Monday, July 01, 2013


Do the politically powerful have special license to break the law?

by Larry Geller

In Hawaii, we have our politically powerful senators who (among others, no doubt) appear to escape penalties that might be applied to less-powerful others. On the national scene, we are watching politicians lie and get away with it as the NSA spy scandal unfolds. Not that we needed to wait for this particular moment to reflect on American injustice, just that it nicely illustrates the point: the politically powerful often seem to have an immunity of some kind from laws that should apply to all of us.

“James Clapper Is Still Lying”: That would be a more honest headline for yesterday’s big Washington Post article about the director of national intelligence’s letter to the U.S. Senate.

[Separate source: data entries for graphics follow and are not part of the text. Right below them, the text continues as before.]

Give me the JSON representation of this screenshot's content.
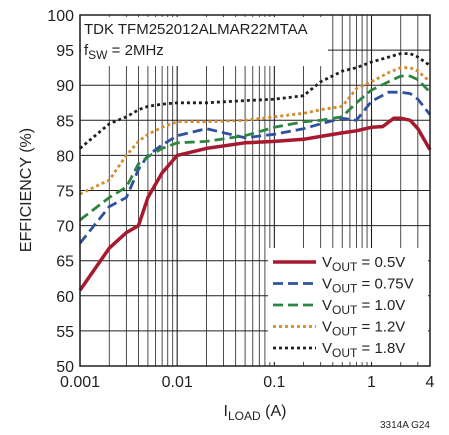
{
  "chart_data": {
    "type": "line",
    "annotation": {
      "line1": "TDK TFM252012ALMAR22MTAA",
      "line2_prefix": "f",
      "line2_sub": "SW",
      "line2_suffix": " = 2MHz"
    },
    "xlabel": {
      "prefix": "I",
      "sub": "LOAD",
      "suffix": " (A)"
    },
    "ylabel": "EFFICIENCY (%)",
    "figure_id": "3314A G24",
    "x_scale": "log",
    "xlim": [
      0.001,
      4
    ],
    "ylim": [
      50,
      100
    ],
    "x_ticks": [
      {
        "value": 0.001,
        "label": "0.001"
      },
      {
        "value": 0.01,
        "label": "0.01"
      },
      {
        "value": 0.1,
        "label": "0.1"
      },
      {
        "value": 1,
        "label": "1"
      },
      {
        "value": 4,
        "label": "4"
      }
    ],
    "y_ticks": [
      {
        "value": 50,
        "label": "50"
      },
      {
        "value": 55,
        "label": "55"
      },
      {
        "value": 60,
        "label": "60"
      },
      {
        "value": 65,
        "label": "65"
      },
      {
        "value": 70,
        "label": "70"
      },
      {
        "value": 75,
        "label": "75"
      },
      {
        "value": 80,
        "label": "80"
      },
      {
        "value": 85,
        "label": "85"
      },
      {
        "value": 90,
        "label": "90"
      },
      {
        "value": 95,
        "label": "95"
      },
      {
        "value": 100,
        "label": "100"
      }
    ],
    "grid": true,
    "legend_position": "bottom-right",
    "series": [
      {
        "name": "V_OUT = 0.5V",
        "legend": {
          "prefix": "V",
          "sub": "OUT",
          "suffix": " = 0.5V"
        },
        "color": "#a6192e",
        "style": "solid",
        "x": [
          0.001,
          0.002,
          0.003,
          0.004,
          0.005,
          0.007,
          0.01,
          0.02,
          0.05,
          0.1,
          0.2,
          0.3,
          0.5,
          0.7,
          1.0,
          1.3,
          1.7,
          2.0,
          2.5,
          3.0,
          4.0
        ],
        "y": [
          60.8,
          66.8,
          69.0,
          70.0,
          74.0,
          77.5,
          80.0,
          81.0,
          81.8,
          82.0,
          82.3,
          82.7,
          83.2,
          83.5,
          84.0,
          84.1,
          85.3,
          85.3,
          85.0,
          83.8,
          80.8
        ]
      },
      {
        "name": "V_OUT = 0.75V",
        "legend": {
          "prefix": "V",
          "sub": "OUT",
          "suffix": " = 0.75V"
        },
        "color": "#2f52a0",
        "style": "dash",
        "x": [
          0.001,
          0.002,
          0.003,
          0.004,
          0.005,
          0.007,
          0.01,
          0.02,
          0.05,
          0.1,
          0.2,
          0.3,
          0.5,
          0.7,
          1.0,
          1.5,
          2.0,
          2.5,
          3.0,
          4.0
        ],
        "y": [
          67.5,
          72.7,
          74.0,
          78.0,
          80.0,
          81.5,
          82.8,
          83.8,
          82.5,
          83.0,
          83.8,
          84.5,
          85.3,
          85.0,
          87.7,
          89.0,
          89.0,
          88.8,
          88.0,
          85.8
        ]
      },
      {
        "name": "V_OUT = 1.0V",
        "legend": {
          "prefix": "V",
          "sub": "OUT",
          "suffix": " = 1.0V"
        },
        "color": "#2e8540",
        "style": "dash",
        "x": [
          0.001,
          0.002,
          0.003,
          0.004,
          0.005,
          0.007,
          0.01,
          0.02,
          0.05,
          0.1,
          0.2,
          0.3,
          0.5,
          0.7,
          1.0,
          1.5,
          2.0,
          2.5,
          3.0,
          4.0
        ],
        "y": [
          70.8,
          74.0,
          75.5,
          78.8,
          79.8,
          81.0,
          81.8,
          82.0,
          82.8,
          84.0,
          84.8,
          85.0,
          85.5,
          87.5,
          89.3,
          90.5,
          91.3,
          91.3,
          90.8,
          89.0
        ]
      },
      {
        "name": "V_OUT = 1.2V",
        "legend": {
          "prefix": "V",
          "sub": "OUT",
          "suffix": " = 1.2V"
        },
        "color": "#d58a2c",
        "style": "dot",
        "x": [
          0.001,
          0.002,
          0.003,
          0.004,
          0.005,
          0.007,
          0.01,
          0.02,
          0.05,
          0.1,
          0.2,
          0.3,
          0.5,
          0.7,
          1.0,
          1.5,
          2.0,
          2.5,
          3.0,
          4.0
        ],
        "y": [
          74.5,
          76.5,
          80.0,
          82.0,
          83.0,
          84.0,
          84.8,
          84.8,
          85.0,
          85.5,
          86.0,
          86.5,
          87.0,
          89.5,
          90.5,
          91.8,
          92.5,
          92.5,
          92.0,
          90.5
        ]
      },
      {
        "name": "V_OUT = 1.8V",
        "legend": {
          "prefix": "V",
          "sub": "OUT",
          "suffix": " = 1.8V"
        },
        "color": "#231f20",
        "style": "dot",
        "x": [
          0.001,
          0.002,
          0.003,
          0.004,
          0.005,
          0.007,
          0.01,
          0.02,
          0.05,
          0.1,
          0.2,
          0.3,
          0.5,
          0.7,
          1.0,
          1.5,
          2.0,
          2.5,
          3.0,
          4.0
        ],
        "y": [
          81.0,
          84.5,
          85.5,
          86.5,
          87.0,
          87.3,
          87.5,
          87.5,
          87.8,
          88.0,
          88.5,
          90.5,
          92.0,
          92.5,
          93.3,
          94.0,
          94.5,
          94.5,
          94.0,
          92.8
        ]
      }
    ]
  }
}
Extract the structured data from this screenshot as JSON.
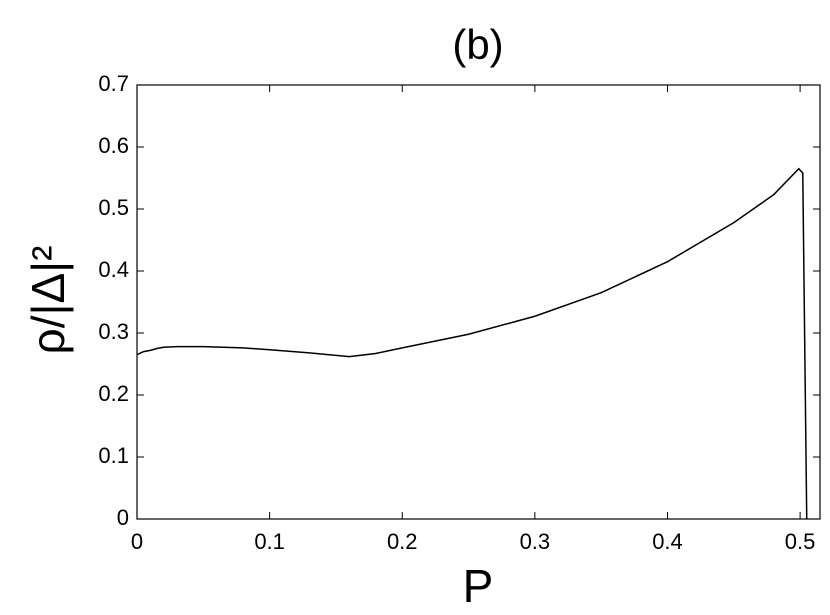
{
  "chart_data": {
    "type": "line",
    "title": "(b)",
    "x_label": "P",
    "y_label": "ρ/|Δ|²",
    "x": [
      0,
      0.005,
      0.01,
      0.015,
      0.02,
      0.03,
      0.05,
      0.08,
      0.1,
      0.13,
      0.16,
      0.18,
      0.2,
      0.25,
      0.3,
      0.35,
      0.4,
      0.45,
      0.48,
      0.499,
      0.502,
      0.505
    ],
    "series": [
      {
        "color": "#000000",
        "values": [
          0.265,
          0.27,
          0.272,
          0.275,
          0.277,
          0.278,
          0.278,
          0.276,
          0.273,
          0.268,
          0.262,
          0.267,
          0.276,
          0.298,
          0.327,
          0.365,
          0.415,
          0.478,
          0.523,
          0.565,
          0.558,
          0
        ]
      }
    ],
    "xlim": [
      0,
      0.515
    ],
    "ylim": [
      0,
      0.7
    ],
    "xticks": [
      0,
      0.1,
      0.2,
      0.3,
      0.4,
      0.5
    ],
    "yticks": [
      0,
      0.1,
      0.2,
      0.3,
      0.4,
      0.5,
      0.6,
      0.7
    ],
    "grid": false
  }
}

Clapper, you may recall, unequivocally said “no, sir” in response to Sen. Ron Wyden, D-Ore., asking him: “Does the NSA collect any type of data at all on millions or hundreds of millions of Americans?” Clapper’s response was shown to be a lie by Snowden’s disclosures, as well as by reports from the Guardian, the Washington Post, the Associated Press and Bloomberg News (among others). This is particularly significant, considering lying before Congress prevents the legislative branch from performing oversight and is therefore a felony.

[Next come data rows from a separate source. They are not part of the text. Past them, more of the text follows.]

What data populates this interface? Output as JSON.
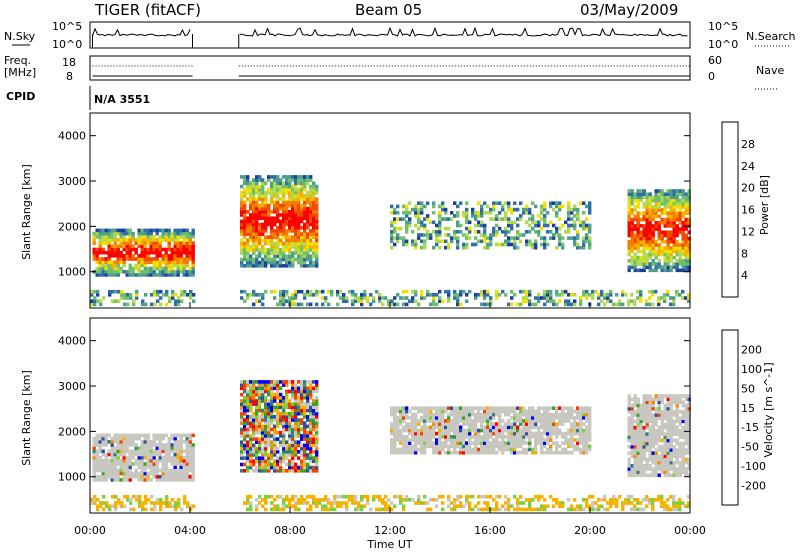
{
  "header": {
    "station": "TIGER (fitACF)",
    "beam": "Beam 05",
    "date": "03/May/2009"
  },
  "side_labels": {
    "nsky": "N.Sky",
    "freq": "Freq.",
    "mhz": "[MHz]",
    "cpid": "CPID",
    "nsearch": "N.Search",
    "nave": "Nave"
  },
  "cpid_value": "N/A 3551",
  "small_ticks": {
    "nsky_left": [
      "10^5",
      "10^0"
    ],
    "nsky_right": [
      "10^5",
      "10^0"
    ],
    "freq_left": [
      "18",
      "8"
    ],
    "nave_right": [
      "60",
      "0"
    ]
  },
  "colors": {
    "power": [
      "#0000ff",
      "#1f3fa0",
      "#2f6fa8",
      "#4f9f8f",
      "#6fbf6f",
      "#b3d94f",
      "#f2e000",
      "#f7b200",
      "#f58000",
      "#f04a00",
      "#ff0000"
    ],
    "velocity": [
      "#ff0000",
      "#f44000",
      "#f58a00",
      "#f5b300",
      "#c8c8c0",
      "#c8c8c0",
      "#7ccf3f",
      "#3fa02a",
      "#2f7f7f",
      "#2f4fa0",
      "#0000ff"
    ]
  },
  "chart_data": [
    {
      "type": "heatmap",
      "title": "",
      "xlabel": "",
      "ylabel": "Slant Range [km]",
      "colorbar_label": "Power [dB]",
      "colorbar_ticks": [
        "4",
        "8",
        "12",
        "16",
        "20",
        "24",
        "28"
      ],
      "ylim": [
        200,
        4500
      ],
      "yticks": [
        "1000",
        "2000",
        "3000",
        "4000"
      ],
      "xlim_hours": [
        0,
        24
      ],
      "data_gaps": [
        [
          4.1,
          5.95
        ]
      ],
      "regions": [
        {
          "t0": 0.1,
          "t1": 4.1,
          "r0": 900,
          "r1": 1900,
          "level": "high"
        },
        {
          "t0": 6.0,
          "t1": 9.0,
          "r0": 1100,
          "r1": 3100,
          "level": "high"
        },
        {
          "t0": 12.0,
          "t1": 20.0,
          "r0": 1500,
          "r1": 2500,
          "level": "low"
        },
        {
          "t0": 21.5,
          "t1": 24.0,
          "r0": 1000,
          "r1": 2800,
          "level": "high"
        },
        {
          "t0": 0.0,
          "t1": 24.0,
          "r0": 250,
          "r1": 550,
          "level": "low"
        }
      ]
    },
    {
      "type": "heatmap",
      "title": "",
      "xlabel": "Time UT",
      "ylabel": "Slant Range [km]",
      "colorbar_label": "Velocity [m s^-1]",
      "colorbar_ticks": [
        "-200",
        "-100",
        "-50",
        "-15",
        "15",
        "50",
        "100",
        "200"
      ],
      "ylim": [
        200,
        4500
      ],
      "yticks": [
        "1000",
        "2000",
        "3000",
        "4000"
      ],
      "xticks": [
        "00:00",
        "04:00",
        "08:00",
        "12:00",
        "16:00",
        "20:00",
        "00:00"
      ],
      "xlim_hours": [
        0,
        24
      ],
      "data_gaps": [
        [
          4.1,
          5.95
        ]
      ],
      "regions": [
        {
          "t0": 0.1,
          "t1": 4.1,
          "r0": 900,
          "r1": 1900,
          "level": "ground"
        },
        {
          "t0": 6.0,
          "t1": 9.0,
          "r0": 1100,
          "r1": 3100,
          "level": "mixed"
        },
        {
          "t0": 12.0,
          "t1": 20.0,
          "r0": 1500,
          "r1": 2500,
          "level": "ground"
        },
        {
          "t0": 21.5,
          "t1": 24.0,
          "r0": 1000,
          "r1": 2800,
          "level": "ground"
        },
        {
          "t0": 0.0,
          "t1": 24.0,
          "r0": 250,
          "r1": 550,
          "level": "negative"
        }
      ]
    }
  ]
}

[Slate, James Clapper is still lying to America, 7/1/2013]

It’s worth reading the entire article, but the question it places on the table clearly is whether Clapper will be prosecuted or will be given a pass?

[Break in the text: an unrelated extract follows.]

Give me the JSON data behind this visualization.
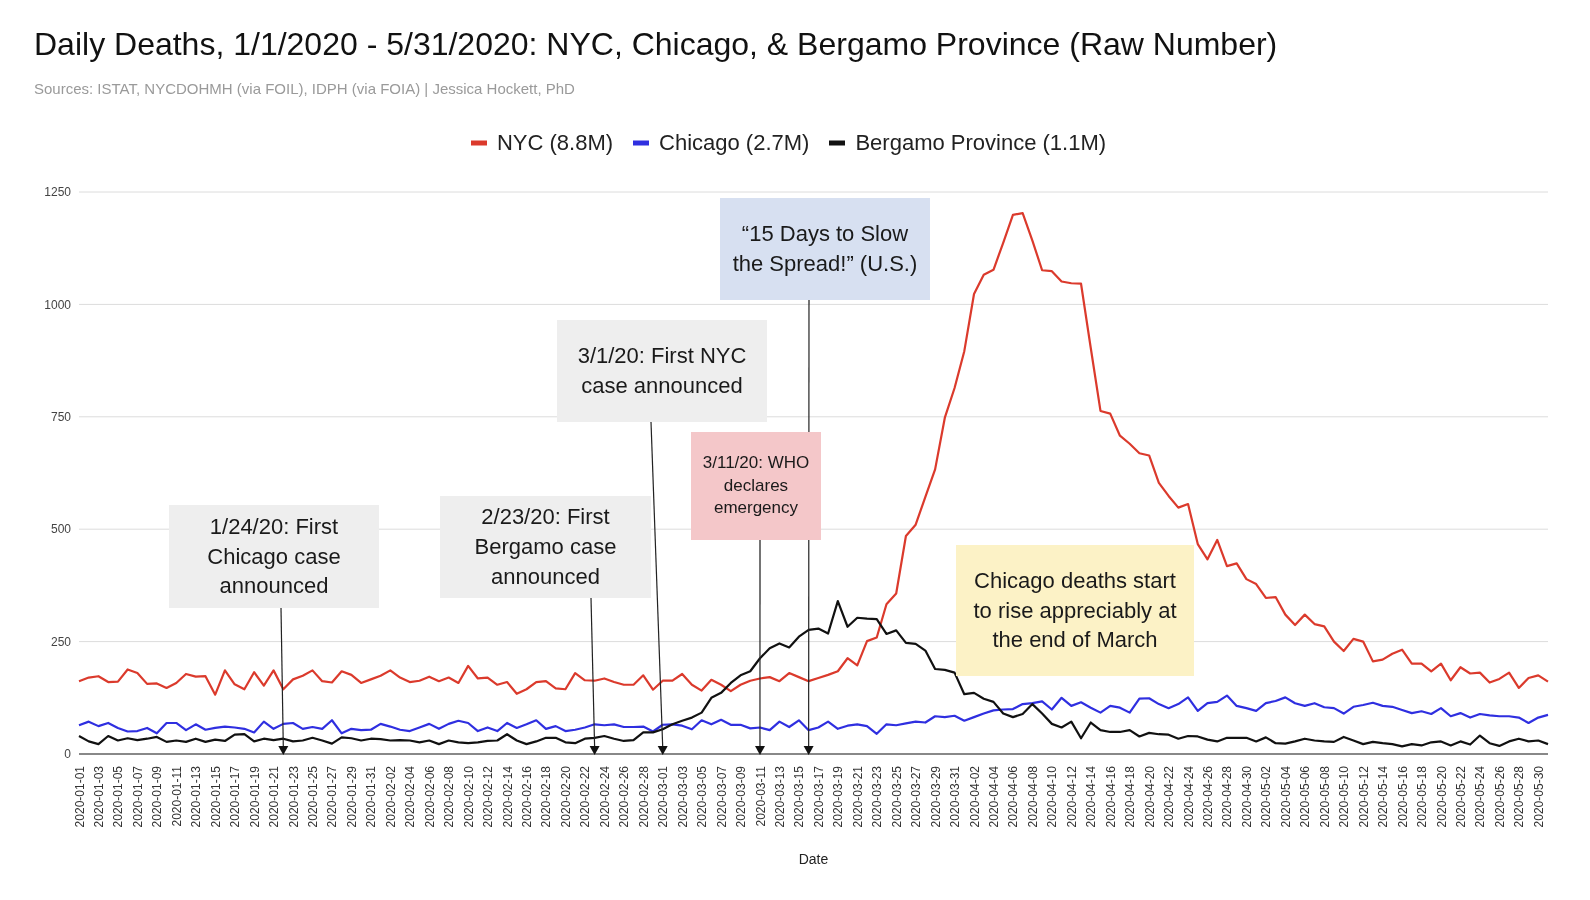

We know the probable answer. Let’s face it, presidents lie all the time. Kissinger, Cheney, Bush—and others—still have not been prosecuted for war crimes.

Out of all people, [Obama] has to understand that equal protection under the law means treating Clapper (and Alexander, who also lied to Congress) exactly the same way his administration treated pitcher Roger Clemens. Otherwise, the message from the government would be that lying to Congress about baseball is more of a felony than lying to Congress about Americans’ Fourth Amendment rights.


President Obama should be concerned. According to NSA whisleblower Russell Tice the NSA was directed in 2006 to check emails and phones calls on then U.S. Senator Barack Obama by none other than Dick Cheney. This was on the Peter B. Collins free podcast dated 6/20/13.